Sentir, à l'aube d'un sentiment

Alice Neixen

Il y a des jours où je descends dans la rue et les gens m'écoeurent. Leurs odeurs m'assaillent et me soulèvent. Parfois, je déteste les lieux publics qui rendent mon coeur à mes lèvres. L'odeur des inconnus est souvent trop. Trop parfumée, trop rance, trop lourde, trop synthétique. Il n'y a pas de tolérance à l'odeur sans affinité préalable. On aime, ou on déteste. 
Je n'ai jamais croisé ton odeur ailleurs, même si je l'ai cherchée jusqu'à l'obsession, l'intimité crée sûrement des mélanges impossible à refaire. Un condensé de toi et moi. Une alchimie impossible à retrouver avec un autre. 
Quand tu n'étais pas là, je dormais dans tes vêtements. Je te les volais toujours, tu les cherchais partout, tu râlais aussi parfois, mais j'ai eu des nuits sans cauchemars avec tes pulls entre mes doigts. J'avais l'impression que tu serais toujours là. 

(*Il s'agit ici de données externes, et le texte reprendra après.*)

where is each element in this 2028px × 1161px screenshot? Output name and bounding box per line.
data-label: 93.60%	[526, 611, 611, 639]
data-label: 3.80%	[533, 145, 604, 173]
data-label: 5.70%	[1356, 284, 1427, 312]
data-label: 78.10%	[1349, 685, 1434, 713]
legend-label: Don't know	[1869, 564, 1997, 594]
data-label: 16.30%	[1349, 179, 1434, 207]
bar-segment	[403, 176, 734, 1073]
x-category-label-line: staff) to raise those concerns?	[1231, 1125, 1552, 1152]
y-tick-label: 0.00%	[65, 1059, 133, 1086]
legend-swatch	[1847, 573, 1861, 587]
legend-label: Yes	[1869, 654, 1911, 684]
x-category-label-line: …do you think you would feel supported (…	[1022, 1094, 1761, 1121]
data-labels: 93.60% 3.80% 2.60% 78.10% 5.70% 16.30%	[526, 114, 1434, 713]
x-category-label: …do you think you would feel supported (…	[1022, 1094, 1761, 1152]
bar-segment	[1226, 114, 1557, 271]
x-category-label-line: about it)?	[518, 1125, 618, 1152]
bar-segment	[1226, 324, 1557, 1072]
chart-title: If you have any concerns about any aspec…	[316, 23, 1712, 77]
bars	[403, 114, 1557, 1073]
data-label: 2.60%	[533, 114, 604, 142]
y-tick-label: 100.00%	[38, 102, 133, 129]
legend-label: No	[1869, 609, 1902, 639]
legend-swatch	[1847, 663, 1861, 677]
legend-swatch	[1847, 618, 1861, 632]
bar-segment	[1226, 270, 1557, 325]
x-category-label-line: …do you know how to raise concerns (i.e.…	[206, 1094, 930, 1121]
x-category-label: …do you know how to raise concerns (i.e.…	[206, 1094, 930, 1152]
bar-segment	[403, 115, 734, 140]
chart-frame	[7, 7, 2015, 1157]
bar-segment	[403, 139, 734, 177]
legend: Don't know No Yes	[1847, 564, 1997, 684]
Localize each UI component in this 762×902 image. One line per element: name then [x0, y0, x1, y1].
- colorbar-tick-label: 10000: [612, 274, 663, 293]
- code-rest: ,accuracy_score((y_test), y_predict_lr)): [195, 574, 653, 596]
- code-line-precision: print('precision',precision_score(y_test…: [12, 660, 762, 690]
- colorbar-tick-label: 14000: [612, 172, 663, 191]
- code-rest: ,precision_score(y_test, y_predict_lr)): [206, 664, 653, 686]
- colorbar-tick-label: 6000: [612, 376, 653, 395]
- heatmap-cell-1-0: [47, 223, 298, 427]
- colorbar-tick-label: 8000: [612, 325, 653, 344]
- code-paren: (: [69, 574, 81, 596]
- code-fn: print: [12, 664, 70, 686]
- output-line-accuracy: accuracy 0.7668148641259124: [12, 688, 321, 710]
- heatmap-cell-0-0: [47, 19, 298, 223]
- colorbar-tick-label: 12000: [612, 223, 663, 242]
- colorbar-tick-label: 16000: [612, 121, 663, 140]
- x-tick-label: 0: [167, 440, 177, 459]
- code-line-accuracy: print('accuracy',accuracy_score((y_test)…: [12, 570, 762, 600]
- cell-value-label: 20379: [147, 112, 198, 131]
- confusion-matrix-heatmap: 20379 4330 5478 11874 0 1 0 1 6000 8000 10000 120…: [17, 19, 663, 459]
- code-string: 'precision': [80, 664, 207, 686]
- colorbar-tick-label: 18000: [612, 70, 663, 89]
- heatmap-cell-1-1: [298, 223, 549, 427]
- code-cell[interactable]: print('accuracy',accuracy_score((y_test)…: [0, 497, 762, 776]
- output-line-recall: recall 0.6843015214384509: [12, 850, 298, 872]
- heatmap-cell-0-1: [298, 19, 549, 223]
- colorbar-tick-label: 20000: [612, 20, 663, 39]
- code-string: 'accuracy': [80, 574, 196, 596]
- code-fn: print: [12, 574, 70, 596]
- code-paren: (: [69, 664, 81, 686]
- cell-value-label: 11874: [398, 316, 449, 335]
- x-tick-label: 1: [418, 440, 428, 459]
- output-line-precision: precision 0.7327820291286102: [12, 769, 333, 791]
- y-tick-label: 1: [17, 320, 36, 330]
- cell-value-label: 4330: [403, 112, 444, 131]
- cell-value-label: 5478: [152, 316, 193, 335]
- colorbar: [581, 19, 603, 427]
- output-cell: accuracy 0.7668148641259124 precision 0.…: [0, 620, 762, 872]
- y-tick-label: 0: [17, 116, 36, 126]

Quand tu es parti, je n'avais rien pour me raccrocher. Ni photos, ni jolis mots, ni vêtements que j'ai collectionné. Je crois même que tu m'as demandé de te ramener un pull ce jour-là. J'aurais dû me douter que quelque chose n'allait pas. Quand tu es parti, je n'avais plus rien. Même pas ton odeur quelque part dans ma vie. C'était comme si tu n'avais jamais existé. Comme si j'avais tout inventé. 
Avant et après toi, il y a eu des hommes dont je n'ai jamais aimé l'odeur, celle qu'ils laissaient partout, dans mes draps, dans mes serviettes, sur mes vêtements. J'ai essayé quand même, jusqu'à l'écoeurement, avant de déclarer forfait, et de tout laver, pour recommencer à respirer. J'ai perdu des mois comme ça, à avancer à l'envers de ton endroit, à refuser l'évidence. 
Depuis, j'ai perdu des yeux la mélodie de ton odeur, j'aimerai la retrouver ne serait-ce que pour l'entendre me dire qu'elle parle toujours à mon coeur.